Other kings of the top hat retirement circuit include Exxon Mobile’s Lee Raymond ($6.5 million), AT&T’s Edward Whitacre Jr. ($5.5 million), UnitedHealth Group’s William McGuire ($5.1 million) and The Home Depot’s Robert Nardelli ($3.9 million).
“When it comes to a job and retirement security, there is a double standard and workers are not the ones coming out on top,” said AFL-CIO Secretary-Treasurer Richard Trumka. “Corporate CEOs have been able to rig the rules of the game in their favor and leave workers and their families on the sidelines.”
In 2005, the average CEO of a Standard & Poor’s 500 company received $11.75 million in total compensation, a 3.66 percent increase from 2004. As PayWatch points out, there’s little if any connection between CEO pay and CEO performance.
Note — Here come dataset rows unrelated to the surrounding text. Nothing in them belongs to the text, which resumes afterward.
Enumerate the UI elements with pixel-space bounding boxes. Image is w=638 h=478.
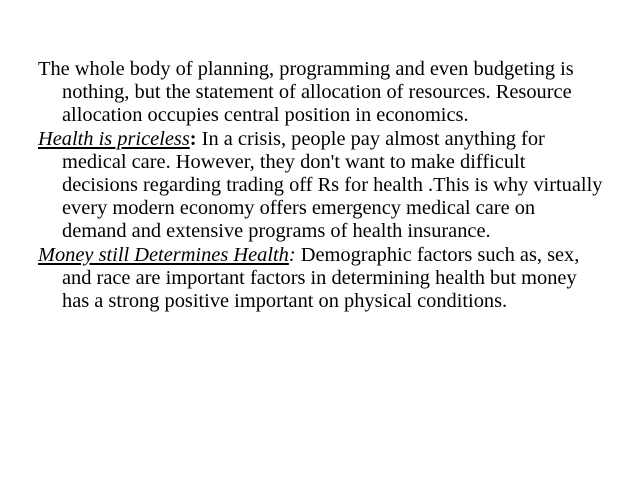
slide-body [38,58,604,313]
paragraph-text: The whole body of planning, programming and even budgeting is nothing, but the statement of allocation of resources. Resource allocation occupies central position in economics. [38,58,574,127]
paragraph-resource-allocation [38,58,604,128]
heading-separator: : [189,127,197,150]
paragraph-text: Demographic factors such as, sex, and race are important factors in determining health but money has a strong positive important on physical conditions. [62,243,580,313]
heading-separator: : [288,243,296,266]
paragraph-money-health [38,244,604,314]
paragraph-text: In a crisis, people pay almost anything for medical care. However, they don't want to make difficult decisions regarding trading off Rs for health .This is why virtually every modern economy offers emergency medical care on demand and extensive programs of health insurance. [62,127,603,243]
paragraph-heading: Money still Determines Health [38,243,289,266]
paragraph-health-priceless [38,128,604,244]
paragraph-heading: Health is priceless [38,127,190,150]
McKinnell, for example, has presided over a nearly 45 percent drop in Pfizer’s stock price over the past six years.
PayWatch’s database of 1,500 CEO pay low-downs is searchable by company name, ticker symbol, industry or total compensation. Here’s a fun feature: Compare your pay to the CEO’s and find out how many hundreds of years it would take you to make that much. Or find out how many thousands of workers could get health or retirement coverage for what the company pays your favorite CEO each year.